Nested
Definition. A sequence of sets $\{ I_n \}_{n=1}^\infty$ is said to be nested if $I_n \supset I_{n+1}, \forall n \in \mathbb{N}$.
Nested Interval Theorem
Theorem. If $\{ [a_n, b_n] \}_{n=1}^\infty$ is a nested sequence of intervals, then
(i) $\bigcap_{n=1}^\infty [a_n, b_n] \neq \emptyset$.

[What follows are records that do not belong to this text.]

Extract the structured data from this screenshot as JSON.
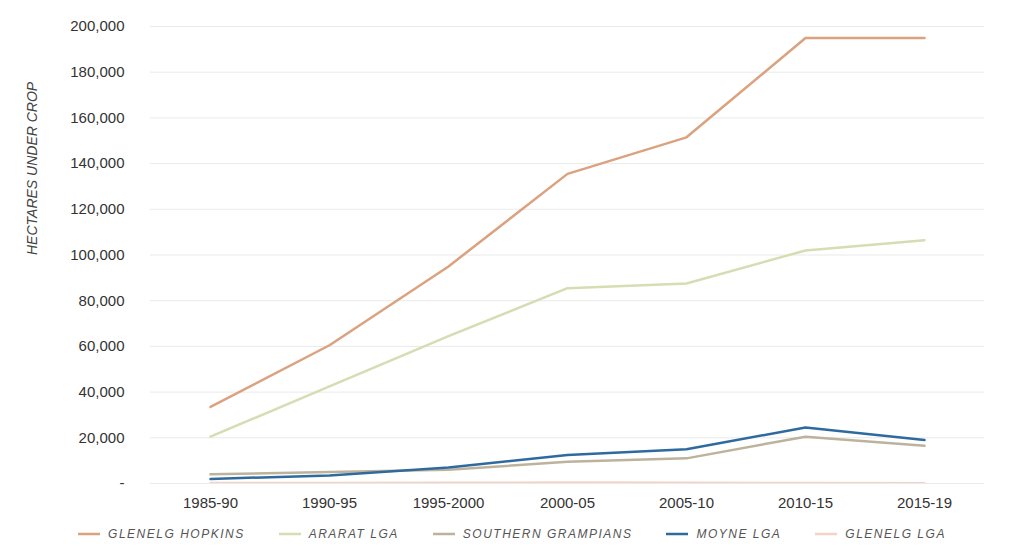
{
  "chart_data": {
    "type": "line",
    "y_label": "HECTARES UNDER CROP",
    "x": [
      "1985-90",
      "1990-95",
      "1995-2000",
      "2000-05",
      "2005-10",
      "2010-15",
      "2015-19"
    ],
    "series": [
      {
        "name": "GLENELG HOPKINS",
        "color": "#dba27f",
        "values": [
          33500,
          60500,
          95000,
          135500,
          151500,
          195000,
          195000
        ]
      },
      {
        "name": "ARARAT LGA",
        "color": "#d6ddb3",
        "values": [
          20500,
          42500,
          64500,
          85500,
          87500,
          102000,
          106500
        ]
      },
      {
        "name": "SOUTHERN GRAMPIANS",
        "color": "#bdb39c",
        "values": [
          4000,
          5000,
          6000,
          9500,
          11000,
          20500,
          16500
        ]
      },
      {
        "name": "MOYNE LGA",
        "color": "#2f6a9e",
        "values": [
          2000,
          3500,
          7000,
          12500,
          15000,
          24500,
          19000
        ]
      },
      {
        "name": "GLENELG LGA",
        "color": "#f2d3c4",
        "values": [
          200,
          200,
          300,
          400,
          300,
          200,
          100
        ]
      }
    ],
    "ylim": [
      0,
      200000
    ],
    "yticks": [
      {
        "value": 0,
        "label": "-"
      },
      {
        "value": 20000,
        "label": "20,000"
      },
      {
        "value": 40000,
        "label": "40,000"
      },
      {
        "value": 60000,
        "label": "60,000"
      },
      {
        "value": 80000,
        "label": "80,000"
      },
      {
        "value": 100000,
        "label": "100,000"
      },
      {
        "value": 120000,
        "label": "120,000"
      },
      {
        "value": 140000,
        "label": "140,000"
      },
      {
        "value": 160000,
        "label": "160,000"
      },
      {
        "value": 180000,
        "label": "180,000"
      },
      {
        "value": 200000,
        "label": "200,000"
      }
    ],
    "grid": true,
    "legend": "bottom"
  }
}
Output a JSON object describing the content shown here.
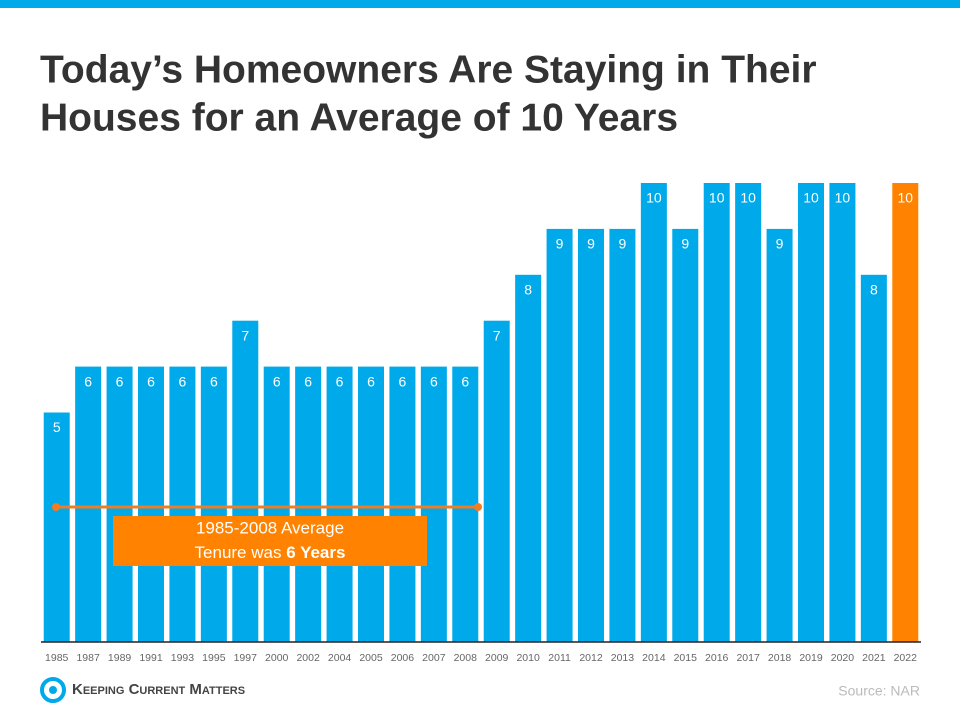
{
  "chart_data": {
    "type": "bar",
    "title": [
      "Today’s Homeowners Are Staying in Their",
      "Houses for an Average of 10 Years"
    ],
    "categories": [
      "1985",
      "1987",
      "1989",
      "1991",
      "1993",
      "1995",
      "1997",
      "2000",
      "2002",
      "2004",
      "2005",
      "2006",
      "2007",
      "2008",
      "2009",
      "2010",
      "2011",
      "2012",
      "2013",
      "2014",
      "2015",
      "2016",
      "2017",
      "2018",
      "2019",
      "2020",
      "2021",
      "2022"
    ],
    "values": [
      5,
      6,
      6,
      6,
      6,
      6,
      7,
      6,
      6,
      6,
      6,
      6,
      6,
      6,
      7,
      8,
      9,
      9,
      9,
      10,
      9,
      10,
      10,
      9,
      10,
      10,
      8,
      10
    ],
    "colors": [
      "#00a9e9",
      "#00a9e9",
      "#00a9e9",
      "#00a9e9",
      "#00a9e9",
      "#00a9e9",
      "#00a9e9",
      "#00a9e9",
      "#00a9e9",
      "#00a9e9",
      "#00a9e9",
      "#00a9e9",
      "#00a9e9",
      "#00a9e9",
      "#00a9e9",
      "#00a9e9",
      "#00a9e9",
      "#00a9e9",
      "#00a9e9",
      "#00a9e9",
      "#00a9e9",
      "#00a9e9",
      "#00a9e9",
      "#00a9e9",
      "#00a9e9",
      "#00a9e9",
      "#00a9e9",
      "#ff8200"
    ],
    "ylim": [
      0,
      10
    ],
    "annotation": [
      "1985-2008 Average",
      "Tenure was ",
      "6 Years"
    ],
    "brand": "Keeping Current Matters",
    "source": "Source: NAR"
  }
}
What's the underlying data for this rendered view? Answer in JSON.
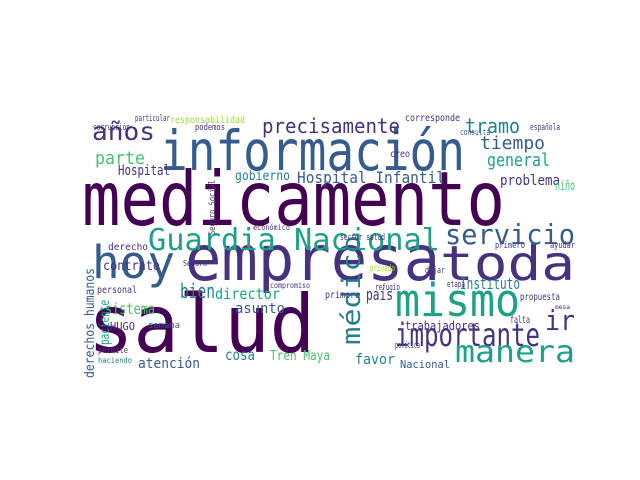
{
  "chart_data": {
    "type": "wordcloud",
    "words": [
      {
        "text": "medicamento",
        "weight": 75,
        "color": "#440154"
      },
      {
        "text": "salud",
        "weight": 80,
        "color": "#440154"
      },
      {
        "text": "empresa",
        "weight": 62,
        "color": "#46327e"
      },
      {
        "text": "información",
        "weight": 55,
        "color": "#365c8d"
      },
      {
        "text": "hoy",
        "weight": 45,
        "color": "#365c8d"
      },
      {
        "text": "toda",
        "weight": 48,
        "color": "#46327e"
      },
      {
        "text": "mismo",
        "weight": 45,
        "color": "#1fa187"
      },
      {
        "text": "Guardia Nacional",
        "weight": 30,
        "color": "#1fa187"
      },
      {
        "text": "importante",
        "weight": 32,
        "color": "#46327e"
      },
      {
        "text": "manera",
        "weight": 30,
        "color": "#1fa187"
      },
      {
        "text": "servicio",
        "weight": 28,
        "color": "#365c8d"
      },
      {
        "text": "años",
        "weight": 25,
        "color": "#46327e"
      },
      {
        "text": "precisamente",
        "weight": 20,
        "color": "#46327e"
      },
      {
        "text": "tramo",
        "weight": 20,
        "color": "#277f8e"
      },
      {
        "text": "parte",
        "weight": 18,
        "color": "#4ac16d"
      },
      {
        "text": "tiempo",
        "weight": 18,
        "color": "#365c8d"
      },
      {
        "text": "general",
        "weight": 18,
        "color": "#1fa187"
      },
      {
        "text": "Hospital Infantil",
        "weight": 16,
        "color": "#365c8d"
      },
      {
        "text": "médico",
        "weight": 26,
        "color": "#277f8e"
      },
      {
        "text": "ir",
        "weight": 28,
        "color": "#46327e"
      },
      {
        "text": "bien",
        "weight": 20,
        "color": "#277f8e"
      },
      {
        "text": "país",
        "weight": 16,
        "color": "#46327e"
      },
      {
        "text": "Instituto",
        "weight": 16,
        "color": "#277f8e"
      },
      {
        "text": "director",
        "weight": 15,
        "color": "#1fa187"
      },
      {
        "text": "sistema",
        "weight": 15,
        "color": "#4ac16d"
      },
      {
        "text": "asunto",
        "weight": 14,
        "color": "#365c8d"
      },
      {
        "text": "cosa",
        "weight": 15,
        "color": "#277f8e"
      },
      {
        "text": "atención",
        "weight": 14,
        "color": "#365c8d"
      },
      {
        "text": "favor",
        "weight": 14,
        "color": "#277f8e"
      },
      {
        "text": "Tren Maya",
        "weight": 13,
        "color": "#4ac16d"
      },
      {
        "text": "problema",
        "weight": 14,
        "color": "#46327e"
      },
      {
        "text": "Hospital",
        "weight": 14,
        "color": "#46327e"
      },
      {
        "text": "gobierno",
        "weight": 13,
        "color": "#277f8e"
      },
      {
        "text": "contrato",
        "weight": 13,
        "color": "#46327e"
      },
      {
        "text": "trabajadores",
        "weight": 12,
        "color": "#46327e"
      },
      {
        "text": "Nacional",
        "weight": 11,
        "color": "#365c8d"
      },
      {
        "text": "HUGO",
        "weight": 11,
        "color": "#46327e"
      },
      {
        "text": "derechos humanos",
        "weight": 13,
        "color": "#365c8d"
      },
      {
        "text": "paciente",
        "weight": 13,
        "color": "#1fa187"
      },
      {
        "text": "niño",
        "weight": 13,
        "color": "#4ac16d"
      },
      {
        "text": "responsabilidad",
        "weight": 10,
        "color": "#a0da39"
      },
      {
        "text": "corresponde",
        "weight": 10,
        "color": "#46327e"
      },
      {
        "text": "creo",
        "weight": 10,
        "color": "#46327e"
      },
      {
        "text": "primera",
        "weight": 10,
        "color": "#46327e"
      },
      {
        "text": "personal",
        "weight": 10,
        "color": "#46327e"
      },
      {
        "text": "derecho",
        "weight": 10,
        "color": "#46327e"
      },
      {
        "text": "propuesta",
        "weight": 10,
        "color": "#46327e"
      },
      {
        "text": "semana",
        "weight": 9,
        "color": "#365c8d"
      },
      {
        "text": "permite",
        "weight": 9,
        "color": "#46327e"
      },
      {
        "text": "haciendo",
        "weight": 8,
        "color": "#277f8e"
      },
      {
        "text": "política",
        "weight": 9,
        "color": "#46327e"
      },
      {
        "text": "refugio",
        "weight": 9,
        "color": "#46327e"
      },
      {
        "text": "etapa",
        "weight": 9,
        "color": "#46327e"
      },
      {
        "text": "privado",
        "weight": 9,
        "color": "#a0da39"
      },
      {
        "text": "corrupción",
        "weight": 9,
        "color": "#46327e"
      },
      {
        "text": "particular",
        "weight": 9,
        "color": "#46327e"
      },
      {
        "text": "podemos",
        "weight": 9,
        "color": "#46327e"
      },
      {
        "text": "sector salud",
        "weight": 9,
        "color": "#46327e"
      },
      {
        "text": "Seguro Social",
        "weight": 9,
        "color": "#46327e"
      },
      {
        "text": "primero",
        "weight": 9,
        "color": "#46327e"
      },
      {
        "text": "ayudar",
        "weight": 9,
        "color": "#46327e"
      },
      {
        "text": "falta",
        "weight": 10,
        "color": "#46327e"
      },
      {
        "text": "consulta",
        "weight": 9,
        "color": "#365c8d"
      },
      {
        "text": "española",
        "weight": 9,
        "color": "#46327e"
      },
      {
        "text": "dejar",
        "weight": 9,
        "color": "#46327e"
      },
      {
        "text": "Seguro",
        "weight": 8,
        "color": "#46327e"
      },
      {
        "text": "económico",
        "weight": 8,
        "color": "#46327e"
      },
      {
        "text": "compromiso",
        "weight": 8,
        "color": "#46327e"
      },
      {
        "text": "mesa",
        "weight": 6,
        "color": "#46327e"
      }
    ]
  }
}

(ii) If $\lim_{n \to \infty} (b_n - a_n) = 0$, then $\bigcap_{n=1}^\infty [a_n, b_n]$ is a singleton.
Proof.
(i) Since $\{ a_n \}$ is increasing and bounded, and $\{ b_n \}$ is decreasing and bounded, $a_n \uparrow a$ and $b_n \downarrow b$ for some $a, b \in \mathbb{R}$. Since $a_n \le a \le b \le b_n, \forall n \in \mathbb{N}$, we have $$x \in [a, b] \iff x \in [a_n, b_n], \forall n \in \mathbb{N} \iff x \in \bigcap_{n=1}^\infty [a_n, b_n].$$ Thus $\bigcap_{n=1}^\infty [a_n, b_n] \neq \emptyset.$
(ii) Suppose that $\lim_{n \to \infty} (b_n - a_n) = 0$. Since $0 \le b - a \le b_n - a_n, \forall n \in \mathbb{N}$, we have $\lim_{n \to \infty} (b - a) = 0$, which implies that $a = b$, and $\bigcap_{n=1}^\infty [a_n, b_n]$ is a singleton. $\blacksquare$